When It's Time to Cut

How do you keep public employees optimistic and productive when budget surgery brings staff reductions? There are ways, writes Frank Fairbanks.
August 6, 2008 AT 3:00 AM
Frank Fairbanks
By Frank Fairbanks  |  Contributor
Frank Fairbanks was a GOVERNING contributor. He has served as city manager of Phoenix since 1990 and was named one of GOVERNING's Public Officials of the Year in 1994.

Recent economic disruption and rapidly declining revenues are forcing major cuts in local-government staffs. How can remaining staff overcome the budget surgery and energetically get back to work serving the community? How can the organization avoid post-operative depression?

Like most Western cities, Phoenix is heavily dependent on sales taxes. The falling economy and rising gas prices have drained disposable incomes and triggered double-digit tax-revenue declines. This revenue free fall forced the elimination of 500 city positions over the last year. Despite the cuts, though, morale is fairly high and employees are committed to dealing with heavy workloads.

So how is Phoenix keeping its remaining workers optimistic and productive? There are several important aspects to our strategy:

Value ongoing relationships. Positive, ongoing relationships with employees are crucial as you head toward cutbacks. Like most local governments, we work hard to build relationships with employees and develop multiple communications paths. Good relationships give you a chance in tough times.

Communicate, communicate, communicate! Early, frequent, and complete information sharing builds trust and combats rumors. Taking the time to communicate is in itself a statement to employees about their importance. Employees are savvy. They listen to outside economic news and are aware of internal rumors about revenue. If information is not promptly and fully shared, rumors will be rampant.

Everyone deserves to know why these bad things are happening. Early, honest communication lets employees prepare psychologically and financially for the future. Frequent updates in employee newsletters are an easy method to share information. The city can use e-mail to share key budget information with employees. Revenues can be discussed in staff meetings at all levels.

Declare a hiring freeze early. Although hiring freezes put pressure on employees and can slowly weaken services, they bring many positive benefits to a cutback situation. In a real way, they communicate to employees that the financial situation is serious and action is being taken. Hiring freezes save money, and can reduce the size of the impending cut. Hiring freezes create vacancies. Some of the vacancies may be cut in budget-balancing, but some can be used to place employees whose current positions are cut.

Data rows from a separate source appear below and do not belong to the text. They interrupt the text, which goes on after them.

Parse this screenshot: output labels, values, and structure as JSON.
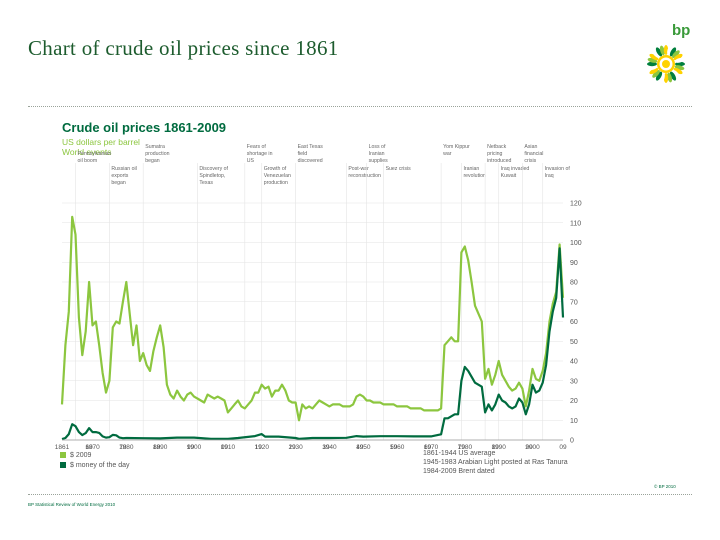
{
  "slide": {
    "title": "Chart of crude oil prices since 1861",
    "logo_text": "bp",
    "footer": "BP Statistical Review of World Energy 2010",
    "copyright": "© BP 2010"
  },
  "chart_data": {
    "type": "line",
    "title": "Crude oil prices 1861-2009",
    "subtitle_lines": [
      "US dollars per barrel",
      "World events"
    ],
    "ylim": [
      0,
      120
    ],
    "xlim": [
      1861,
      2009
    ],
    "y_ticks": [
      "0",
      "10",
      "20",
      "30",
      "40",
      "50",
      "60",
      "70",
      "80",
      "90",
      "100",
      "110",
      "120"
    ],
    "x_ticks": [
      {
        "label": "1861",
        "year": 1861
      },
      {
        "label": "69",
        "year": 1869
      },
      {
        "label": "1870",
        "year": 1870
      },
      {
        "label": "79",
        "year": 1879
      },
      {
        "label": "1880",
        "year": 1880
      },
      {
        "label": "89",
        "year": 1889
      },
      {
        "label": "1890",
        "year": 1890
      },
      {
        "label": "99",
        "year": 1899
      },
      {
        "label": "1900",
        "year": 1900
      },
      {
        "label": "09",
        "year": 1909
      },
      {
        "label": "1910",
        "year": 1910
      },
      {
        "label": "19",
        "year": 1919
      },
      {
        "label": "1920",
        "year": 1920
      },
      {
        "label": "29",
        "year": 1929
      },
      {
        "label": "1930",
        "year": 1930
      },
      {
        "label": "39",
        "year": 1939
      },
      {
        "label": "1940",
        "year": 1940
      },
      {
        "label": "49",
        "year": 1949
      },
      {
        "label": "1950",
        "year": 1950
      },
      {
        "label": "59",
        "year": 1959
      },
      {
        "label": "1960",
        "year": 1960
      },
      {
        "label": "69",
        "year": 1969
      },
      {
        "label": "1970",
        "year": 1970
      },
      {
        "label": "79",
        "year": 1979
      },
      {
        "label": "1980",
        "year": 1980
      },
      {
        "label": "89",
        "year": 1989
      },
      {
        "label": "1990",
        "year": 1990
      },
      {
        "label": "99",
        "year": 1999
      },
      {
        "label": "2000",
        "year": 2000
      },
      {
        "label": "09",
        "year": 2009
      }
    ],
    "series": [
      {
        "name": "$ 2009",
        "color": "#8cc63f",
        "points": [
          [
            1861,
            18
          ],
          [
            1862,
            48
          ],
          [
            1863,
            65
          ],
          [
            1864,
            113
          ],
          [
            1865,
            104
          ],
          [
            1866,
            62
          ],
          [
            1867,
            43
          ],
          [
            1868,
            55
          ],
          [
            1869,
            80
          ],
          [
            1870,
            58
          ],
          [
            1871,
            60
          ],
          [
            1872,
            48
          ],
          [
            1873,
            34
          ],
          [
            1874,
            24
          ],
          [
            1875,
            30
          ],
          [
            1876,
            57
          ],
          [
            1877,
            60
          ],
          [
            1878,
            59
          ],
          [
            1879,
            70
          ],
          [
            1880,
            80
          ],
          [
            1881,
            64
          ],
          [
            1882,
            48
          ],
          [
            1883,
            58
          ],
          [
            1884,
            40
          ],
          [
            1885,
            44
          ],
          [
            1886,
            38
          ],
          [
            1887,
            35
          ],
          [
            1888,
            45
          ],
          [
            1889,
            52
          ],
          [
            1890,
            58
          ],
          [
            1891,
            47
          ],
          [
            1892,
            28
          ],
          [
            1893,
            23
          ],
          [
            1894,
            21
          ],
          [
            1895,
            25
          ],
          [
            1896,
            22
          ],
          [
            1897,
            20
          ],
          [
            1898,
            23
          ],
          [
            1899,
            24
          ],
          [
            1900,
            22
          ],
          [
            1901,
            21
          ],
          [
            1902,
            20
          ],
          [
            1903,
            19
          ],
          [
            1904,
            23
          ],
          [
            1905,
            22
          ],
          [
            1906,
            21
          ],
          [
            1907,
            22
          ],
          [
            1908,
            21
          ],
          [
            1909,
            20
          ],
          [
            1910,
            14
          ],
          [
            1911,
            16
          ],
          [
            1912,
            18
          ],
          [
            1913,
            20
          ],
          [
            1914,
            17
          ],
          [
            1915,
            16
          ],
          [
            1916,
            18
          ],
          [
            1917,
            20
          ],
          [
            1918,
            24
          ],
          [
            1919,
            24
          ],
          [
            1920,
            28
          ],
          [
            1921,
            26
          ],
          [
            1922,
            27
          ],
          [
            1923,
            22
          ],
          [
            1924,
            25
          ],
          [
            1925,
            25
          ],
          [
            1926,
            28
          ],
          [
            1927,
            25
          ],
          [
            1928,
            20
          ],
          [
            1929,
            19
          ],
          [
            1930,
            19
          ],
          [
            1931,
            10
          ],
          [
            1932,
            18
          ],
          [
            1933,
            16
          ],
          [
            1934,
            17
          ],
          [
            1935,
            16
          ],
          [
            1936,
            18
          ],
          [
            1937,
            20
          ],
          [
            1938,
            19
          ],
          [
            1939,
            18
          ],
          [
            1940,
            17
          ],
          [
            1941,
            18
          ],
          [
            1942,
            18
          ],
          [
            1943,
            18
          ],
          [
            1944,
            17
          ],
          [
            1945,
            17
          ],
          [
            1946,
            17
          ],
          [
            1947,
            18
          ],
          [
            1948,
            22
          ],
          [
            1949,
            23
          ],
          [
            1950,
            22
          ],
          [
            1951,
            20
          ],
          [
            1952,
            20
          ],
          [
            1953,
            19
          ],
          [
            1954,
            19
          ],
          [
            1955,
            19
          ],
          [
            1956,
            18
          ],
          [
            1957,
            18
          ],
          [
            1958,
            18
          ],
          [
            1959,
            18
          ],
          [
            1960,
            17
          ],
          [
            1961,
            17
          ],
          [
            1962,
            17
          ],
          [
            1963,
            17
          ],
          [
            1964,
            16
          ],
          [
            1965,
            16
          ],
          [
            1966,
            16
          ],
          [
            1967,
            16
          ],
          [
            1968,
            15
          ],
          [
            1969,
            15
          ],
          [
            1970,
            15
          ],
          [
            1971,
            15
          ],
          [
            1972,
            15
          ],
          [
            1973,
            16
          ],
          [
            1974,
            48
          ],
          [
            1975,
            50
          ],
          [
            1976,
            52
          ],
          [
            1977,
            50
          ],
          [
            1978,
            50
          ],
          [
            1979,
            95
          ],
          [
            1980,
            98
          ],
          [
            1981,
            91
          ],
          [
            1982,
            80
          ],
          [
            1983,
            68
          ],
          [
            1984,
            64
          ],
          [
            1985,
            60
          ],
          [
            1986,
            31
          ],
          [
            1987,
            36
          ],
          [
            1988,
            28
          ],
          [
            1989,
            33
          ],
          [
            1990,
            40
          ],
          [
            1991,
            33
          ],
          [
            1992,
            30
          ],
          [
            1993,
            27
          ],
          [
            1994,
            25
          ],
          [
            1995,
            26
          ],
          [
            1996,
            29
          ],
          [
            1997,
            26
          ],
          [
            1998,
            17
          ],
          [
            1999,
            25
          ],
          [
            2000,
            36
          ],
          [
            2001,
            31
          ],
          [
            2002,
            30
          ],
          [
            2003,
            35
          ],
          [
            2004,
            44
          ],
          [
            2005,
            60
          ],
          [
            2006,
            69
          ],
          [
            2007,
            75
          ],
          [
            2008,
            99
          ],
          [
            2009,
            72
          ]
        ]
      },
      {
        "name": "$ money of the day",
        "color": "#006b3f",
        "points": [
          [
            1861,
            0.5
          ],
          [
            1862,
            1
          ],
          [
            1863,
            3
          ],
          [
            1864,
            8
          ],
          [
            1865,
            7
          ],
          [
            1866,
            4
          ],
          [
            1867,
            2.5
          ],
          [
            1868,
            3.5
          ],
          [
            1869,
            6
          ],
          [
            1870,
            4
          ],
          [
            1871,
            4
          ],
          [
            1872,
            3.6
          ],
          [
            1873,
            1.8
          ],
          [
            1874,
            1.2
          ],
          [
            1875,
            1.4
          ],
          [
            1876,
            2.6
          ],
          [
            1877,
            2.4
          ],
          [
            1878,
            1.2
          ],
          [
            1879,
            0.9
          ],
          [
            1880,
            1
          ],
          [
            1885,
            0.9
          ],
          [
            1890,
            0.8
          ],
          [
            1895,
            1.2
          ],
          [
            1900,
            1.2
          ],
          [
            1905,
            0.6
          ],
          [
            1910,
            0.6
          ],
          [
            1913,
            1
          ],
          [
            1918,
            2
          ],
          [
            1920,
            3
          ],
          [
            1921,
            1.7
          ],
          [
            1925,
            1.7
          ],
          [
            1930,
            1
          ],
          [
            1931,
            0.6
          ],
          [
            1935,
            1
          ],
          [
            1940,
            1
          ],
          [
            1945,
            1.1
          ],
          [
            1948,
            2
          ],
          [
            1950,
            1.7
          ],
          [
            1955,
            1.9
          ],
          [
            1960,
            1.9
          ],
          [
            1965,
            1.8
          ],
          [
            1970,
            1.8
          ],
          [
            1973,
            2.9
          ],
          [
            1974,
            11
          ],
          [
            1975,
            11
          ],
          [
            1976,
            12
          ],
          [
            1977,
            13
          ],
          [
            1978,
            13
          ],
          [
            1979,
            30
          ],
          [
            1980,
            37
          ],
          [
            1981,
            35
          ],
          [
            1982,
            32
          ],
          [
            1983,
            29
          ],
          [
            1984,
            28
          ],
          [
            1985,
            27
          ],
          [
            1986,
            14
          ],
          [
            1987,
            18
          ],
          [
            1988,
            15
          ],
          [
            1989,
            18
          ],
          [
            1990,
            23
          ],
          [
            1991,
            20
          ],
          [
            1992,
            19
          ],
          [
            1993,
            17
          ],
          [
            1994,
            16
          ],
          [
            1995,
            17
          ],
          [
            1996,
            21
          ],
          [
            1997,
            19
          ],
          [
            1998,
            13
          ],
          [
            1999,
            18
          ],
          [
            2000,
            28
          ],
          [
            2001,
            24
          ],
          [
            2002,
            25
          ],
          [
            2003,
            29
          ],
          [
            2004,
            38
          ],
          [
            2005,
            55
          ],
          [
            2006,
            65
          ],
          [
            2007,
            72
          ],
          [
            2008,
            97
          ],
          [
            2009,
            62
          ]
        ]
      }
    ],
    "events": [
      {
        "label": "Pennsylvanian oil boom",
        "year": 1865
      },
      {
        "label": "Russian oil exports began",
        "year": 1875
      },
      {
        "label": "Sumatra production began",
        "year": 1885
      },
      {
        "label": "Discovery of Spindletop, Texas",
        "year": 1901
      },
      {
        "label": "Fears of shortage in US",
        "year": 1915
      },
      {
        "label": "Growth of Venezuelan production",
        "year": 1920
      },
      {
        "label": "East Texas field discovered",
        "year": 1930
      },
      {
        "label": "Post-war reconstruction",
        "year": 1945
      },
      {
        "label": "Loss of Iranian supplies",
        "year": 1951
      },
      {
        "label": "Suez crisis",
        "year": 1956
      },
      {
        "label": "Yom Kippur war",
        "year": 1973
      },
      {
        "label": "Iranian revolution",
        "year": 1979
      },
      {
        "label": "Netback pricing introduced",
        "year": 1986
      },
      {
        "label": "Iraq invaded Kuwait",
        "year": 1990
      },
      {
        "label": "Asian financial crisis",
        "year": 1997
      },
      {
        "label": "Invasion of Iraq",
        "year": 2003
      }
    ],
    "legend": [
      {
        "label": "$ 2009",
        "color": "#8cc63f"
      },
      {
        "label": "$ money of the day",
        "color": "#006b3f"
      }
    ],
    "notes": [
      "1861-1944 US average",
      "1945-1983 Arabian Light posted at Ras Tanura",
      "1984-2009 Brent dated"
    ]
  }
}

Prepare an appropriate transfer/severance/retirement program early. Officially approve a package that makes sense before any specific positions are even identified to be cut. This is a tough balancing act. Fairness is important not only for the departing employees but also for the employees who are staying. Plush severance packages will increase the number of jobs that must be cut, but fair severance packages demonstrate the organization's real commitment to the employee.

We created a retirement incentive, which we offer only if a retirement saves a layoff. We do not pay that incentive if it does not save a job. This is no time for rich giveaways.

Cut promptly. The sooner a cut is made, the fewer the cuts needed, because the savings can be achieved over a longer period. This benefits the community by mitigating the impact on services. It benefits employees by cutting fewer jobs. In Phoenix, the mayor and city council cut the budget effective in April, rather than July, allowing 15 months to achieve the savings. This meant our cuts were 25 percent less than if we had waited. Indecision costs community services and employee jobs.

Create a workable schedule and stick with it. The schedule should identify key decision dates and action dates. A sense of inevitability brings comfort during uncertainty.

Truly involve departments in preparing cuts. Departments that are actively involved in preparing budget cuts will be more committed to making the cuts work. We all want input to our future and we dislike things being done to us.

Discuss the specific position cuts early with unions. This is often a requirement in union contracts. But do more than you are required! Unions have enormous credibility with employees and efforts taken to resolve union questions are crucial to partnership in this tough time. It should be a priority to give the unions copies of all reports and to sit down with them early and often to share information. Don't expect them to agree or be happy; their role is to care for their members. Let them know you respect them and their role and that you want to work with them.

Make counseling services available to employees. The cut process is incredibly stressful both on those who leave and those who stay.

Work hard to place employees. We work with each employee who loses his or her job to help them find a different city job. Hiring freezes create vacancies in areas that are not cut. But we only place employees in positions they can handle. Employees will not be successful if they are asked to do something beyond their skill level.

Encourage departments to welcome placed employees. Transfers and career changes are traumatic. Encourage all employees to help each other by welcoming transferred employees and helping them to be successful.

In a previous Management Insights column, I wrote about the importance of working with the community in developing budget cuts. It is even more critical to work carefully with employees. It is a time when an organization must demonstrate that it cares about its people. In the end, employees will form their own judgments about your commitment to them, and these judgments will determine the future success of your organization.